Activation function calculation:

The activation function $f$ is applied to each element of the weighted sum vector $\mathbf{z}$ to obtain the output vector $\mathbf{y}$ :

$\mathbf{y} = f(\mathbf{z})$
Specifically, if we have $m$ neurons, both $\mathbf{z}$ and $\mathbf{y}$ are vectors of length $m$ . The activation function $f$ is applied element-wise to each element $z_i$ of $\mathbf{z}$ to obtain the corresponding output $y_i$ :

$y_i = f(z_i)$

Multilayer Neural Network#

By stacking multiple similar layers, we can obtain a multilayer neural network.

Forward computation: Calculate the results of each layer in sequence starting from the input.

Input layer -> Hidden layer -> Output layer

Hidden layer: Multiple layers added before the input.

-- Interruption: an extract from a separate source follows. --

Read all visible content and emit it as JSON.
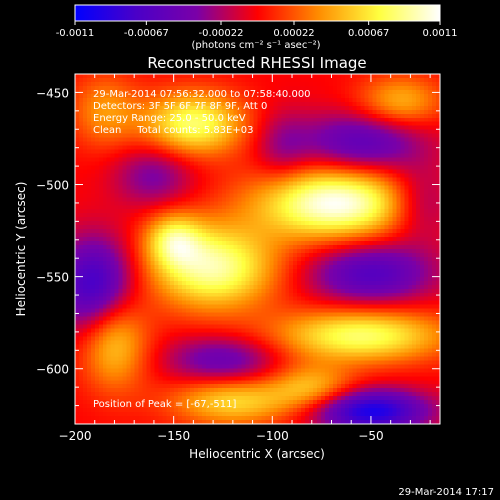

Note: The output of the hidden layer is usually represented by $\mathbf{h}$ , and the output $\mathbf{h}$ here is a vector, mainly obtained by linear transformation and activation function.

Important!!!:

Role of the activation function:

Introducing nonlinearity: The activation function converts a linear model into a nonlinear model. A neural network without an activation function is essentially a stack of linear transformations, equivalent to a single-layer linear transformation regardless of the number of layers. It prevents the collapse of a multilayer neural network into a single neural network and allows the neural network to learn and represent complex nonlinear relationships.

If only linear operations exist in a neural network, a multilayer neural network can be transformed into a single-layer neural network.

Increasing the expressive power of the network: By introducing nonlinearity, the activation function allows the neural network to fit any complex function. This greatly increases the expressive power and generalization ability of the network, enabling it to handle various datasets and tasks.
Aiding convergence of gradient descent: Certain activation functions (such as ReLU) can alleviate the problem of vanishing gradients, thereby helping the gradient descent algorithm converge faster. The choice of activation function can affect the training efficiency and effectiveness of the model.

Activation Functions#

Sigmoid: Converts input ranging from negative infinity to positive infinity to 0 to 1.

Tanh: Converts input ranging from negative infinity to positive infinity to -1 to 1.

Note: Tanh outputs 0 when the input is 0.

ReLU: For positive inputs, the output remains the same as the original number. For negative inputs, the output is 0.

Softmax: Used for the output layer of multi-class classification problems, it converts the input into a probability distribution. The output values are between 0 and 1, and the sum is 1.

Formula:

f(z_i)=\frac{e^zi}{∑_ie^{zj}}

Output Layer#

There are some similarities with the hidden layer, depending on what kind of data you want the model to output.

Linear output: Add another linear layer after the hidden layer to obtain a single value. Mainly used for regression problems.

Sigmoid: Similar to the sigmoid activation function, first use a regular linear layer to obtain a value $y$ , and then apply the sigmoid activation function to compress the output to 0 to 1. Mainly used for solving binary classification problems, where we use the output $y$ to represent the probability of the current input belonging to one class, and use $1-y$ to represent the probability of belonging to the other class.

Softmax: Mainly used for solving multi-class classification problems (number of classes > 2). First, apply a linear layer to the last hidden layer to obtain an output $z$ , and then apply the softmax activation function to obtain a probability distribution of different classes, allowing the model to find the probability of the output belonging to each class.